Je savais les malheurs de la vieille fileuse ;
Les rides de son front racontaient sa douleur ;
Je la voyais paisible et bien souvent joyeuse.
Quelle était donc la source où s’abreuvait son cœur ?
Je connais des souffrants dévorée par l’envie,
Sombres ou révoltés, mornes ou furieux.
Barba souffrait en paix, sans maudire la vie.
Pourquoi ? Je lui soumis mon désir curieux.

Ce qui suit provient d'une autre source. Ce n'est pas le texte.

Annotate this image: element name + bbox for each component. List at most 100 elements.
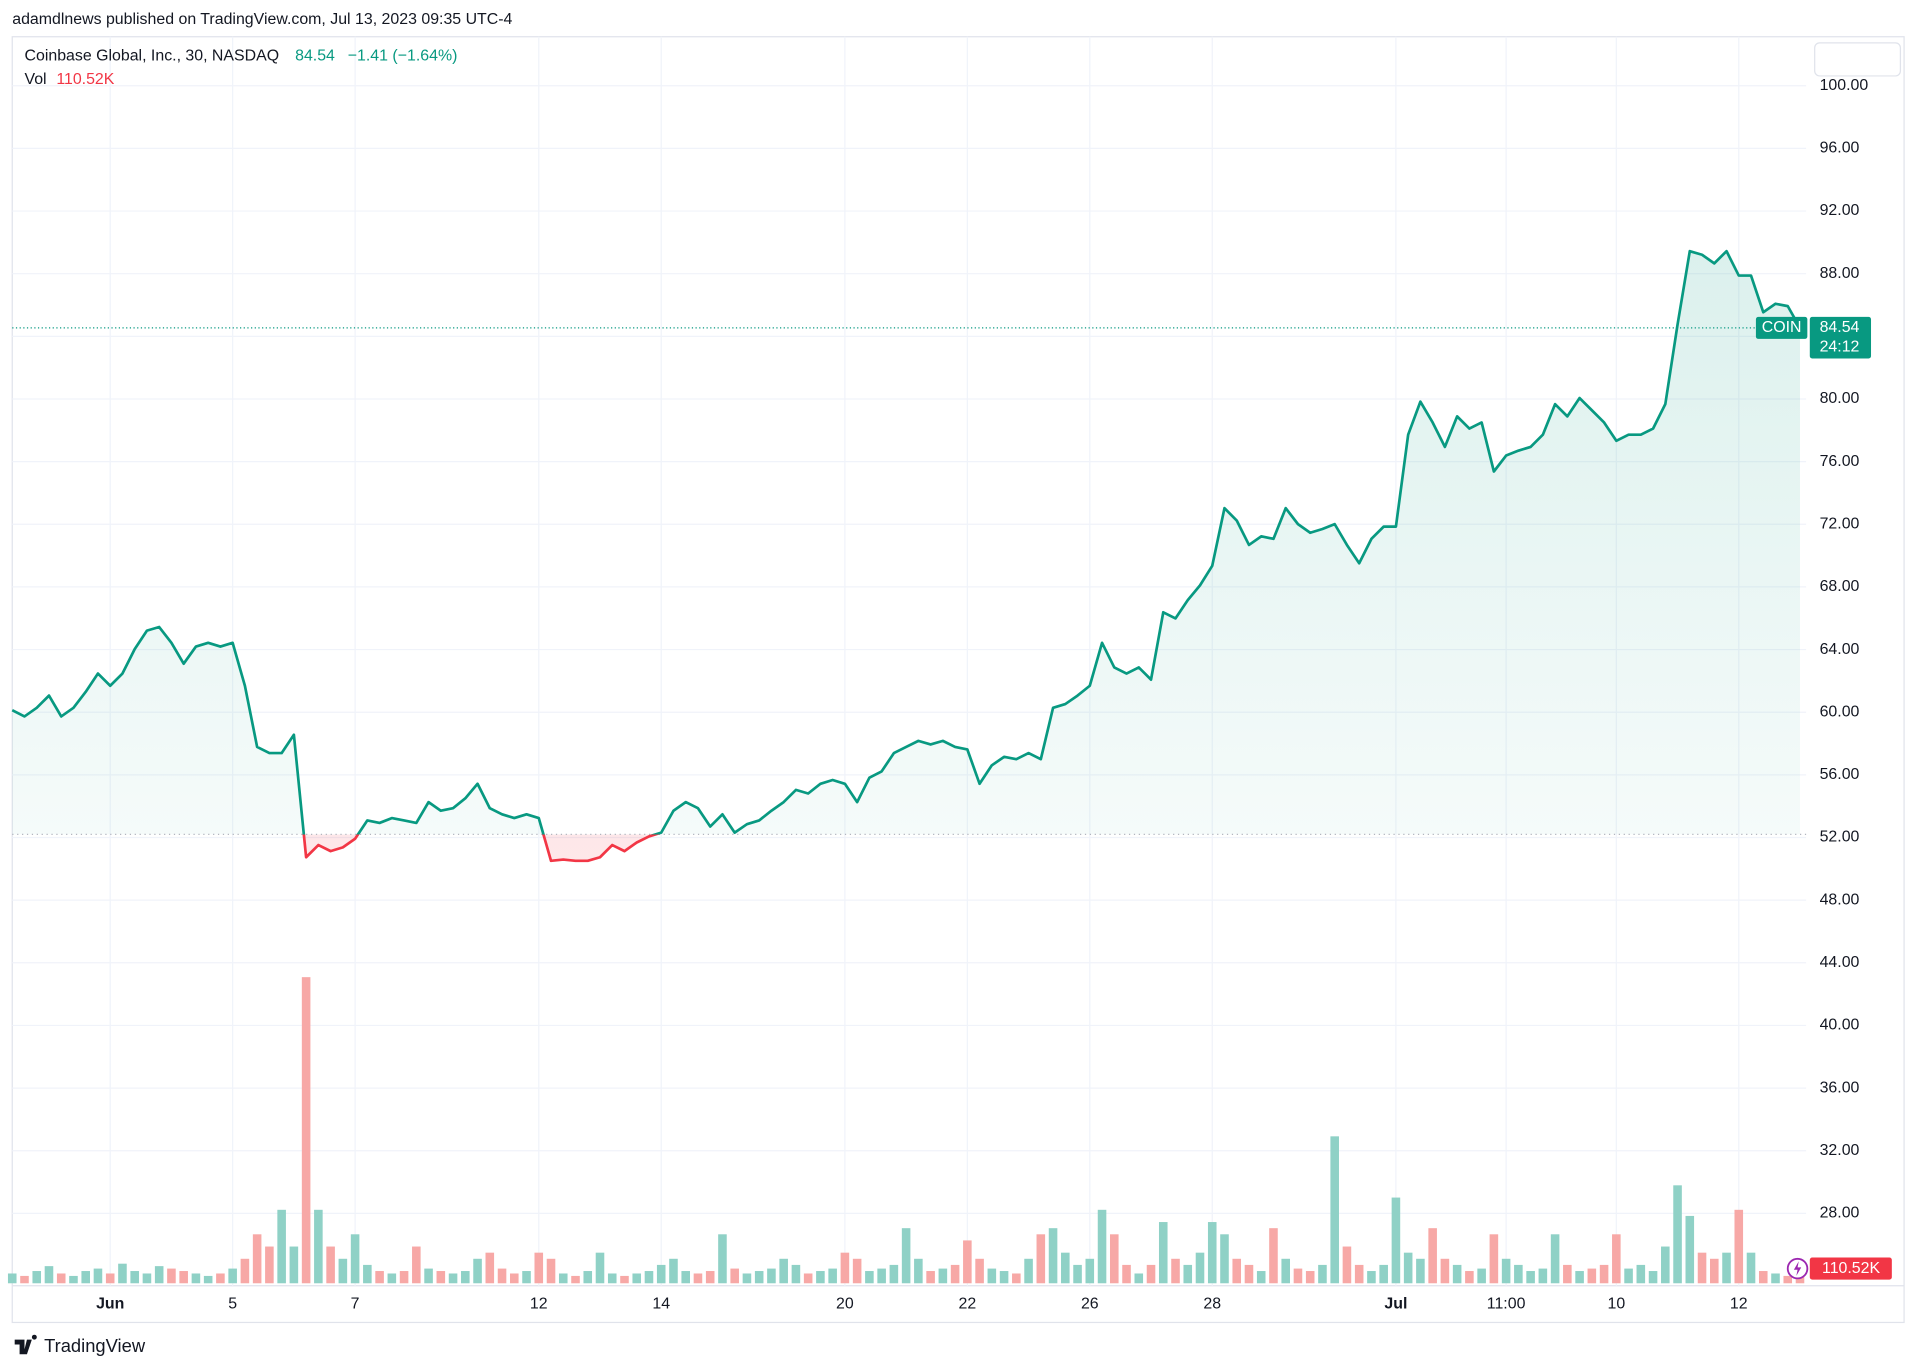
volume-bar — [1403, 1252, 1413, 1284]
volume-bar — [1661, 1246, 1670, 1284]
volume-bar — [1110, 1234, 1119, 1284]
volume-bar — [7, 1273, 17, 1284]
volume-bar — [950, 1264, 960, 1284]
volume-bar — [1183, 1264, 1193, 1284]
volume-bar — [730, 1268, 739, 1284]
footer-brand: TradingView — [44, 1335, 146, 1356]
alert-bolt — [1793, 1261, 1802, 1276]
y-tick-label: 60.00 — [1820, 703, 1860, 720]
volume-bar — [803, 1273, 813, 1284]
volume-bar — [412, 1246, 421, 1284]
volume-bar — [1501, 1258, 1511, 1284]
volume-bar — [44, 1266, 54, 1284]
volume-bar — [534, 1252, 544, 1284]
volume-bar — [1354, 1264, 1364, 1284]
volume-bar — [1171, 1258, 1180, 1284]
volume-bar — [1465, 1271, 1474, 1284]
volume-bar — [265, 1246, 274, 1284]
volume-bar — [1526, 1271, 1535, 1284]
area-fill — [12, 251, 1801, 861]
volume-bar — [546, 1258, 556, 1284]
x-tick-label: 10 — [1607, 1295, 1625, 1312]
volume-bar — [203, 1275, 213, 1284]
volume-bar — [1318, 1264, 1327, 1284]
volume-bar — [1734, 1209, 1744, 1284]
y-tick-label: 44.00 — [1820, 954, 1860, 971]
volume-bar — [1452, 1264, 1462, 1284]
volume-bar — [1550, 1234, 1560, 1284]
volume-bar — [289, 1246, 299, 1284]
volume-bar — [167, 1268, 176, 1284]
y-tick-label: 76.00 — [1820, 453, 1860, 470]
volume-bar — [644, 1271, 654, 1284]
volume-bar — [1710, 1258, 1719, 1284]
y-tick-label: 88.00 — [1820, 265, 1860, 282]
volume-bar — [32, 1271, 42, 1284]
volume-bar — [681, 1271, 690, 1284]
y-tick-label: 96.00 — [1820, 140, 1860, 157]
volume-bar — [1195, 1252, 1205, 1284]
volume-bar — [228, 1268, 237, 1284]
volume-bar — [999, 1271, 1009, 1284]
volume-bar — [1489, 1234, 1499, 1284]
y-tick-label: 64.00 — [1820, 641, 1860, 658]
volume-bar — [914, 1258, 923, 1284]
volume-bar — [56, 1273, 66, 1284]
volume-bar — [1122, 1264, 1131, 1284]
volume-bar — [179, 1271, 188, 1284]
volume-bar — [828, 1268, 837, 1284]
price-tag — [1809, 316, 1872, 359]
volume-bar — [1367, 1271, 1376, 1284]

Elle ouvrit doucement son corset d’étamine :
Un ruban noir flottait contre son cou flétri,
Une petite croix brillait sur sa poitrine ;
Sur son corps décharné reposait Jésus-Christ.
Et son regard, éteint par les pleurs et la fièvre,
Eut un rayon divin, un éclair immortel ;
Sur l’image de cuivre elle posa la lèvre
Et dit : « Jésus est mort pour m’acheter le ciel. »
Jésus ! le ciel ! Ces mots racontaient son histoire.
Ô penseurs qui doutez, avez-vous entendu ?
Tout misérable peut aimer, souffrir et croire,
Et conquérir par-là le paradis perdu.
Zénaïde FLEURIOT.
Paru dans La Semaine des Familles en 1875.